I want to make a function that creates some internal state, lets a user to modify it, and then proceeds to do other stuff. This works fine in the normal case but I also want to give the user an opportunity to do async stuff in their computation. When the future constraint comes into play everything goes to hell:
#![feature(trait_alias)]
use core::future::ready;
use core::future::Future;
use core::sync::atomic::AtomicU8;
// A function that lets the user modify an inner value.
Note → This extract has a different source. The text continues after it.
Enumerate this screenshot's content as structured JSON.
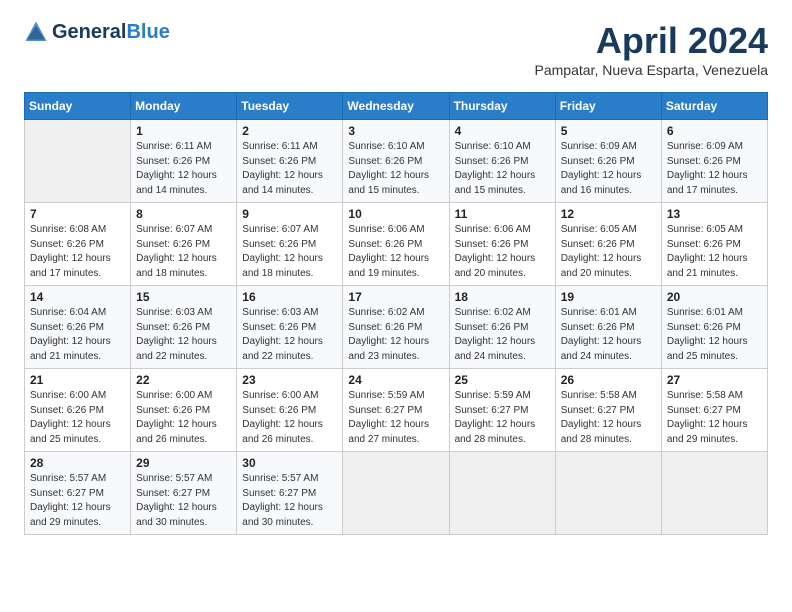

fn mod_ref(f: impl for<'a> FnOnce(&'a AtomicU8)) -> u8 {
let a = AtomicU8::new(3);
f(&a);
a.into_inner()
}
// Same function but async.
trait AsyncW<'a, F> = FnOnce(&'a AtomicU8) -> F where F: Future<Output = ()>;
async fn mod_w_async<F>(f: impl for<'a> AsyncW<'a, F>) -> u8 {
let a = AtomicU8::new(3);
f(&a).await;
a.into_inner()
}
fn main() {
// This works fine.
mod_ref(|_| ());
// error: implementation of `FnOnce` is not general enough
mod_w_async(|_| ready(()));
}
error: implementation of `FnOnce` is not general enough
--> src/main.rs:27:5
|
27 | mod_w_async(|_| ready(()));
| ^^^^^^^^^^^^^^^^^^^^^^^^^^ implementation of `FnOnce` is not general enough
|
= note: closure with signature `fn(&'2 AtomicU8) -> std::future::Ready<()>` must implement `FnOnce<(&'1 AtomicU8,)>`, for any lifetime `'1`...
= note: ...but it actually implements `FnOnce<(&'2 AtomicU8,)>`, for some specific lifetime `'2`
Why is this happening and is there a way to get it to work?
Note that mod_ref
and mod_w_async
are cut down for brevity. The important part is that the argument function takes as an argument a reference to the function's stack (or rather future's state machine).